In [1]:
import nltk
from bs4 import BeautifulSoup
from nltk.tokenize import sent_tokenize
import requests
import pandas as pd
from pathlib import Path
import os

nltk.download("punkt")

[nltk_data] Downloading package punkt to
[nltk_data]     C:\Users\User\AppData\Roaming\nltk_data...
[nltk_data]   Package punkt is already up-to-date!


True

In [2]:
# ✅ Fast Dataset Mention Extraction (Regex + Keywords + Small SpaCy)

import os
import re
import pandas as pd
import spacy
from bs4 import BeautifulSoup
from nltk.tokenize import sent_tokenize

# --- Paths ---
XML_DIR = r"make-data-count-finding-data-references\train\train_XML\XML"

# --- Load smaller NLP model ---

nlp_scispacy = spacy.load("en_core_sci_sm")

# --- Regex patterns for dataset IDs ---
DATASET_PATTERNS = [
    r'10\.\d{4,9}/[-._;()/:a-z0-9]+',       # DOIs
    r'doi:10\.\d{4,9}/[-._;()/:a-z0-9]+',
    r'gse\d{4,6}', r'srp\d+', r'empiar-?\d+', r'ens[a-z]{0,5}\d+',
    r'nm_\d+', r'bx\d+', r'cp\d+', r'sth\d+', r'f\d+[a-z]+\d*',
    r'rs\d+', r'hgnc:\d+', r'cab\d+', r'hpa\d+', r'[a-z]\d{5}',
    r'epi_isl_\d+', r'k\d+', r'cvcl_\d+', r'e-prot-\d+',
    r'pxd\d+', r'prjna\d+', r'srx\d+', r'ku\d+', r'e-geod-\d+',
    r'\d{1}[a-z0-9]{3}', r'\d+\.\d+\.\d+\.\d+', r'model\d+', r'err\d+', r'srr\d+'
]
regex_combined = re.compile("|".join(DATASET_PATTERNS), re.IGNORECASE)

# --- Keywords for dataset mentions ---
DATASET_KEYWORDS = [
    "data available", "dataset", "accession number", "repository",
    "dryad", "pdb", "geo", "arrayexpress", "figshare", "ebi",
    "sequence read archive", "chembl", "mgnify"
]

def is_dataset_like(sentence):
    """
    Check if a sentence is likely dataset-related.
    """
    if regex_combined.search(sentence.lower()):
        return True
    for kw in DATASET_KEYWORDS:
        if kw in sentence.lower():
            return True
    return False

# --- Extract sentences and identifiers from XML ---
def extract_sentences_from_xml(xml_path):
    with open(xml_path, "r", encoding="utf-8") as f:
        soup = BeautifulSoup(f, "lxml-xml")

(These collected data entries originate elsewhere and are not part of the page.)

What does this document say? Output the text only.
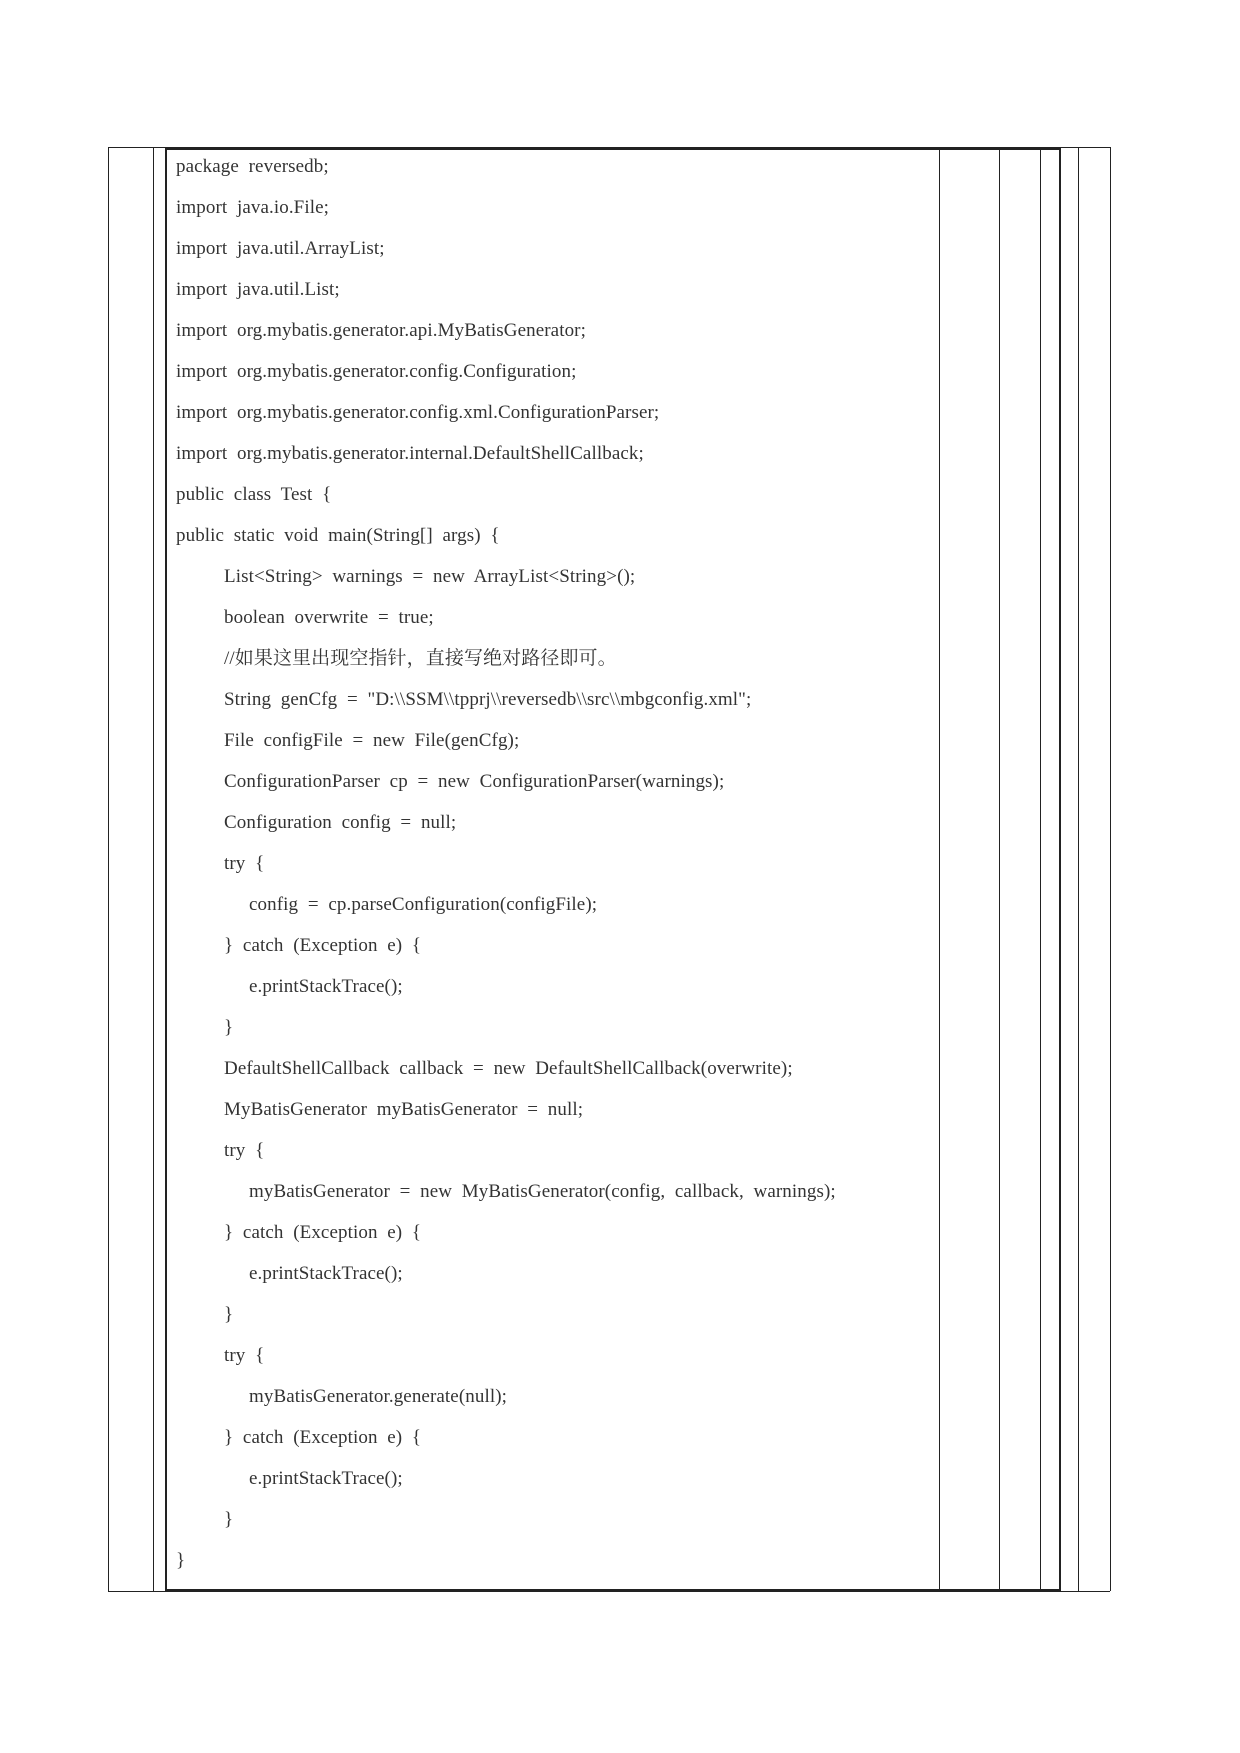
package  reversedb;
import  java.io.File;
import  java.util.ArrayList;
import  java.util.List;
import  org.mybatis.generator.api.MyBatisGenerator;
import  org.mybatis.generator.config.Configuration;
import  org.mybatis.generator.config.xml.ConfigurationParser;
import  org.mybatis.generator.internal.DefaultShellCallback;
public  class  Test  {
public  static  void  main(String[]  args)  {
List<String>  warnings  =  new  ArrayList<String>();
boolean  overwrite  =  true;
//如果这里出现空指针，直接写绝对路径即可。
String  genCfg  =  "D:\\SSM\\tpprj\\reversedb\\src\\mbgconfig.xml";
File  configFile  =  new  File(genCfg);
ConfigurationParser  cp  =  new  ConfigurationParser(warnings);
Configuration  config  =  null;
try  {
config  =  cp.parseConfiguration(configFile);
}  catch  (Exception  e)  {
e.printStackTrace();
}
DefaultShellCallback  callback  =  new  DefaultShellCallback(overwrite);
MyBatisGenerator  myBatisGenerator  =  null;
try  {
myBatisGenerator  =  new  MyBatisGenerator(config,  callback,  warnings);
}  catch  (Exception  e)  {
e.printStackTrace();
}
try  {
myBatisGenerator.generate(null);
}  catch  (Exception  e)  {
e.printStackTrace();
}
}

    text_blocks = [tag.get_text(separator=" ", strip=True) 
                   for tag in soup.find_all(["p", "sec", "title", "abstract", "ref", "supplementary-material"])]
    sentences = [sent for block in text_blocks for sent in sent_tokenize(block)]

    # Add all <idno> tags (DOI, PDB, dataset IDs, etc.) as pseudo-sentences
    idno_tags = soup.find_all("idno")
    for tag in idno_tags:
        id_type = tag.get("type", "unknown").upper()
        value = tag.get_text(strip=True)
        if value:
            sentences.append(f"Referenced dataset {id_type}: {value}")

    return sentences

# --- Process all XML files ---
all_results = []
xml_files = [os.path.join(XML_DIR, f) for f in os.listdir(XML_DIR) if f.endswith(".xml")]

for xml_file in xml_files:
    article_id = os.path.basename(xml_file).replace(".xml", "")
    sentences = extract_sentences_from_xml(xml_file)

    for sent in sentences:
        dataset_flag = is_dataset_like(sent)
        all_results.append({
            "article_id": article_id,
            "sentence": sent,
            "is_dataset_like": int(dataset_flag)
        })

# --- Save output ---
df_results = pd.DataFrame(all_results)
df_results.to_csv("fast_dataset_sentences.csv", index=False)
print(f"✅ Extracted {len(df_results)} sentences, {df_results['is_dataset_like'].sum()} marked as dataset-related.")


  deserializers["tokenizer"] = lambda p: self.tokenizer.from_disk(  # type: ignore[union-attr]


✅ Extracted 277750 sentences, 62009 marked as dataset-related.